Sahaja - Sahaja-siddhi

The 'sahaja-siddhi' or the 'siddhi' or 'natural accomplishment' or the 'accomplishment of the unconditioned natural state' was also a textual work, the Sahaja-Siddhi revealed by Dombi Heruka (Skt. Ḍombi Heruka or Ḍombipa) one of the eighty-four Mahasiddhas. The following quotation identifies the relationship of the 'mental flux' (mindstream) to the sahaja-siddhi. Moreover, it must be remembered that though Sundararajan & Mukerji (2003: p. 502) use a masculine pronominal the term 'siddha' is not gender-specific and that there were females, many as senior sadhakas, amongst the siddha communities:

"...The practitioner is now a siddha, a realized soul.
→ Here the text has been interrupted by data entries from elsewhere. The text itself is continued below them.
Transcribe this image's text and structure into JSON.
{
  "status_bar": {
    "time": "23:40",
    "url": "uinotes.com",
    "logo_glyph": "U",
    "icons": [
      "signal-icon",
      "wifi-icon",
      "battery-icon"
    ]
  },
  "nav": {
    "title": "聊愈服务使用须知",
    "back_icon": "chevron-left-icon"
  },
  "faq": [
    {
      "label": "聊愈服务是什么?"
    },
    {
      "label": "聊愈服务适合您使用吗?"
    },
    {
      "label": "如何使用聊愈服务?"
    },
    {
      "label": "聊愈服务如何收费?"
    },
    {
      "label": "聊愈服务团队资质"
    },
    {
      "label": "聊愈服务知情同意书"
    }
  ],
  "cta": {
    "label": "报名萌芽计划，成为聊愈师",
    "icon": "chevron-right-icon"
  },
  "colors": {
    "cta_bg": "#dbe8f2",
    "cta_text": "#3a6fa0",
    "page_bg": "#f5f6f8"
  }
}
He becomes invulnerable, beyond all dangers, when all forms melt away into the Formless, "when surati merges in nirati, japa is lost in ajapā" (Sākhī, "Parcā ko Aṅga," d.23). The meeting of surati and nirati is one of the signs of sahaja-siddhi; surati is an act of will even when the practitioner struggles to disengage himself from worldly attachments. But when his worldliness is totally destroyed with the dissolution of the ego, there is nirati, cessation of the mental flux, which implies cessation of all willed efforts. Nirati (ni-rati) is also cessation of attractions, since the object of attraction and the seeker are now one. In terms of layayoga, nirati is dissolution of the mind in "Sound," nāda."

Swami Tripurari describes a theistic form of sahajiya that stems from vaidhi-sadhana-bhakti:

From simple remembrance of Krsna (smarana]), the practitioner moves to consciously removing any other thoughts, practicing concentration (dharanam), and then meditating (dhyanam). It is at the stage of dhyanam that he can effectively envision the eternal daily lila of Krsna, become fixed in that meditation (dhruvanusmrti), and from there enter into it in samadhi, or trance of love. The advanced practitioner performs this sahaja meditation in the midst of his daily activities involving his outer sadhaka-deha, visualizing what Radha and Krsna are doing in their day from the perspective of his own aspired-for role in his siddha-deha.